Para Smith está bem claro que o sentimento moral do homem não é ditado pelo interesse; se assim fosse, não seria possível entender por que ele nos sugere aprovar ações que nos são individualmente nocivas e desaprovar outras, mesmo que nos sirvam. A razão disso também não é o fundamento. Isto porque as regras não precedem um juízo moral que deduziríamos da aplicação de normas universais. Ao contrário, extraímos as regras gerais, por indução, do conhecimento dos casos particulares. Assim, a vida moral é feita tão somente de uma infinidade de situações singulares, sempre diferentes. Mas, ao contrário de outros moralistas (como o irlandês Francis Hutcheson), Smith recusa-se a admitir “sentido moral”, que se somaria aos sentidos por meio dos quais nos é dada a percepção do mundo exterior. Isto porque, segundo a Teoria dos sentimentos morais, nossos juízos morais têm uma infinidade de matizes, incompatíveis com a hipótese de um sentido moral único.
Embora Smith, que é deísta, pronuncie o mínimo possível o nome de Deus, o papel da providência está presente a cada página do livro. Nele se percebe um finalismo permanente.

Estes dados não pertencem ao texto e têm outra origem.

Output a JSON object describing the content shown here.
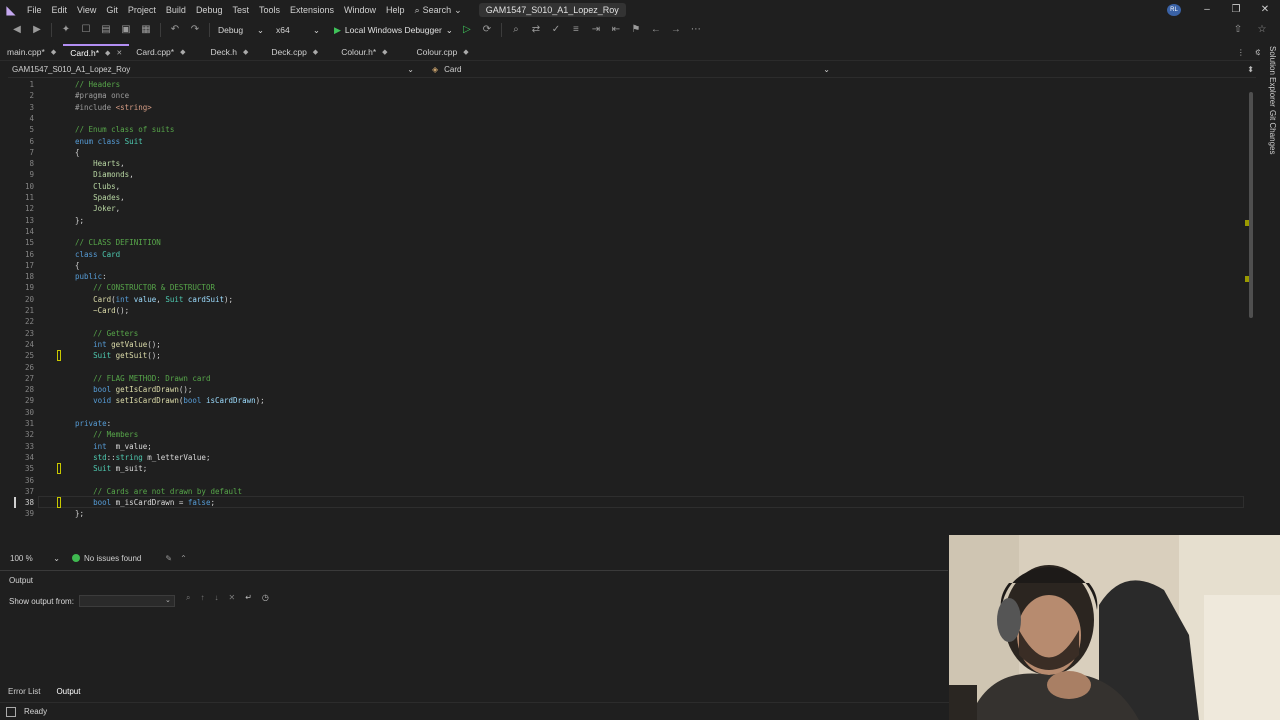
{
  "menubar": {
    "items": [
      "File",
      "Edit",
      "View",
      "Git",
      "Project",
      "Build",
      "Debug",
      "Test",
      "Tools",
      "Extensions",
      "Window",
      "Help"
    ],
    "search_label": "Search",
    "solution_name": "GAM1547_S010_A1_Lopez_Roy",
    "avatar_initials": "RL"
  },
  "toolbar": {
    "configuration": "Debug",
    "platform": "x64",
    "run_label": "Local Windows Debugger"
  },
  "tabs": [
    {
      "label": "main.cpp*",
      "active": false
    },
    {
      "label": "Card.h*",
      "active": true
    },
    {
      "label": "Card.cpp*",
      "active": false
    },
    {
      "label": "Deck.h",
      "active": false
    },
    {
      "label": "Deck.cpp",
      "active": false
    },
    {
      "label": "Colour.h*",
      "active": false
    },
    {
      "label": "Colour.cpp",
      "active": false
    }
  ],
  "navbar": {
    "project": "GAM1547_S010_A1_Lopez_Roy",
    "scope": "Card"
  },
  "editor": {
    "current_line": 38,
    "change_markers": [
      25,
      35,
      38
    ],
    "lines": [
      {
        "n": 1,
        "tokens": [
          [
            "comment",
            "// Headers"
          ]
        ]
      },
      {
        "n": 2,
        "tokens": [
          [
            "pp",
            "#pragma once"
          ]
        ]
      },
      {
        "n": 3,
        "tokens": [
          [
            "pp",
            "#include "
          ],
          [
            "str",
            "<string>"
          ]
        ]
      },
      {
        "n": 4,
        "tokens": []
      },
      {
        "n": 5,
        "tokens": [
          [
            "comment",
            "// Enum class of suits"
          ]
        ]
      },
      {
        "n": 6,
        "tokens": [
          [
            "kw",
            "enum class "
          ],
          [
            "type",
            "Suit"
          ]
        ]
      },
      {
        "n": 7,
        "tokens": [
          [
            "plain",
            "{"
          ]
        ]
      },
      {
        "n": 8,
        "tokens": [
          [
            "plain",
            "    "
          ],
          [
            "enum",
            "Hearts"
          ],
          [
            "plain",
            ","
          ]
        ]
      },
      {
        "n": 9,
        "tokens": [
          [
            "plain",
            "    "
          ],
          [
            "enum",
            "Diamonds"
          ],
          [
            "plain",
            ","
          ]
        ]
      },
      {
        "n": 10,
        "tokens": [
          [
            "plain",
            "    "
          ],
          [
            "enum",
            "Clubs"
          ],
          [
            "plain",
            ","
          ]
        ]
      },
      {
        "n": 11,
        "tokens": [
          [
            "plain",
            "    "
          ],
          [
            "enum",
            "Spades"
          ],
          [
            "plain",
            ","
          ]
        ]
      },
      {
        "n": 12,
        "tokens": [
          [
            "plain",
            "    "
          ],
          [
            "enum",
            "Joker"
          ],
          [
            "plain",
            ","
          ]
        ]
      },
      {
        "n": 13,
        "tokens": [
          [
            "plain",
            "};"
          ]
        ]
      },
      {
        "n": 14,
        "tokens": []
      },
      {
        "n": 15,
        "tokens": [
          [
            "comment",
            "// CLASS DEFINITION"
          ]
        ]
      },
      {
        "n": 16,
        "tokens": [
          [
            "kw",
            "class "
          ],
          [
            "type",
            "Card"
          ]
        ]
      },
      {
        "n": 17,
        "tokens": [
          [
            "plain",
            "{"
          ]
        ]
      },
      {
        "n": 18,
        "tokens": [
          [
            "kw",
            "public"
          ],
          [
            "plain",
            ":"
          ]
        ]
      },
      {
        "n": 19,
        "tokens": [
          [
            "plain",
            "    "
          ],
          [
            "comment",
            "// CONSTRUCTOR & DESTRUCTOR"
          ]
        ]
      },
      {
        "n": 20,
        "tokens": [
          [
            "plain",
            "    "
          ],
          [
            "func",
            "Card"
          ],
          [
            "plain",
            "("
          ],
          [
            "kw",
            "int "
          ],
          [
            "param",
            "value"
          ],
          [
            "plain",
            ", "
          ],
          [
            "type",
            "Suit "
          ],
          [
            "param",
            "cardSuit"
          ],
          [
            "plain",
            ");"
          ]
        ]
      },
      {
        "n": 21,
        "tokens": [
          [
            "plain",
            "    "
          ],
          [
            "func",
            "~Card"
          ],
          [
            "plain",
            "();"
          ]
        ]
      },
      {
        "n": 22,
        "tokens": []
      },
      {
        "n": 23,
        "tokens": [
          [
            "plain",
            "    "
          ],
          [
            "comment",
            "// Getters"
          ]
        ]
      },
      {
        "n": 24,
        "tokens": [
          [
            "plain",
            "    "
          ],
          [
            "kw",
            "int "
          ],
          [
            "func",
            "getValue"
          ],
          [
            "plain",
            "();"
          ]
        ]
      },
      {
        "n": 25,
        "tokens": [
          [
            "plain",
            "    "
          ],
          [
            "type",
            "Suit "
          ],
          [
            "func",
            "getSuit"
          ],
          [
            "plain",
            "();"
          ]
        ]
      },
      {
        "n": 26,
        "tokens": []
      },
      {
        "n": 27,
        "tokens": [
          [
            "plain",
            "    "
          ],
          [
            "comment",
            "// FLAG METHOD: Drawn card"
          ]
        ]
      },
      {
        "n": 28,
        "tokens": [
          [
            "plain",
            "    "
          ],
          [
            "kw",
            "bool "
          ],
          [
            "func",
            "getIsCardDrawn"
          ],
          [
            "plain",
            "();"
          ]
        ]
      },
      {
        "n": 29,
        "tokens": [
          [
            "plain",
            "    "
          ],
          [
            "kw",
            "void "
          ],
          [
            "func",
            "setIsCardDrawn"
          ],
          [
            "plain",
            "("
          ],
          [
            "kw",
            "bool "
          ],
          [
            "param",
            "isCardDrawn"
          ],
          [
            "plain",
            ");"
          ]
        ]
      },
      {
        "n": 30,
        "tokens": []
      },
      {
        "n": 31,
        "tokens": [
          [
            "kw",
            "private"
          ],
          [
            "plain",
            ":"
          ]
        ]
      },
      {
        "n": 32,
        "tokens": [
          [
            "plain",
            "    "
          ],
          [
            "comment",
            "// Members"
          ]
        ]
      },
      {
        "n": 33,
        "tokens": [
          [
            "plain",
            "    "
          ],
          [
            "kw",
            "int  "
          ],
          [
            "mvar",
            "m_value"
          ],
          [
            "plain",
            ";"
          ]
        ]
      },
      {
        "n": 34,
        "tokens": [
          [
            "plain",
            "    "
          ],
          [
            "type",
            "std"
          ],
          [
            "plain",
            "::"
          ],
          [
            "type",
            "string "
          ],
          [
            "mvar",
            "m_letterValue"
          ],
          [
            "plain",
            ";"
          ]
        ]
      },
      {
        "n": 35,
        "tokens": [
          [
            "plain",
            "    "
          ],
          [
            "type",
            "Suit "
          ],
          [
            "mvar",
            "m_suit"
          ],
          [
            "plain",
            ";"
          ]
        ]
      },
      {
        "n": 36,
        "tokens": []
      },
      {
        "n": 37,
        "tokens": [
          [
            "plain",
            "    "
          ],
          [
            "comment",
            "// Cards are not drawn by default"
          ]
        ]
      },
      {
        "n": 38,
        "tokens": [
          [
            "plain",
            "    "
          ],
          [
            "kw",
            "bool "
          ],
          [
            "mvar",
            "m_isCardDrawn"
          ],
          [
            "plain",
            " = "
          ],
          [
            "kw",
            "false"
          ],
          [
            "plain",
            ";"
          ]
        ]
      },
      {
        "n": 39,
        "tokens": [
          [
            "plain",
            "};"
          ]
        ]
      }
    ]
  },
  "editor_status": {
    "zoom": "100 %",
    "issues": "No issues found"
  },
  "output": {
    "title": "Output",
    "show_from_label": "Show output from:",
    "show_from_value": ""
  },
  "bottom_tabs": [
    "Error List",
    "Output"
  ],
  "side_tabs": [
    "Solution Explorer",
    "Git Changes"
  ],
  "statusbar": {
    "text": "Ready"
  },
  "colors": {
    "accent": "#b28ef2",
    "comment": "#57a64a",
    "keyword": "#569cd6",
    "type": "#4ec9b0",
    "function": "#dcdcaa"
  }
}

O privilégio e mesmo a exclusividade atribuída ao sentimento na conduta moral leva Smith a terminar seu ensaio com críticas duras à casuística, cujas obras “procuram em vão determinar de maneira precisa o que só pode ser graças ao sentimento; como será possível encontrar regras invariáveis que fixem o ponto no qual, em cada caso particular, o sentimento delicado da justiça não passa de escrúpulo frívolo: que mos¬trem o instante exato em que a reserva e a discrição degeneram em dissimulação?”
Teoria dos sentimentos morais exerceu certa influência sobre as concepções morais do Iluminismo. Insere-se no grande movimento empirista, naturalista e deísta que está presente na reflexão ética – principalmente na Grã-Bretanha – durante o século XVIII.
Edição brasileira: Teoria dos sentimentos morais, São Paulo, Martins Fontes, 1999.
Estudo: J. Mathiot, Adam Smith, philosophie et éco¬nomie: de Ia sympathie à l’échange, col. “Philosophies”, P.U.F, 1990.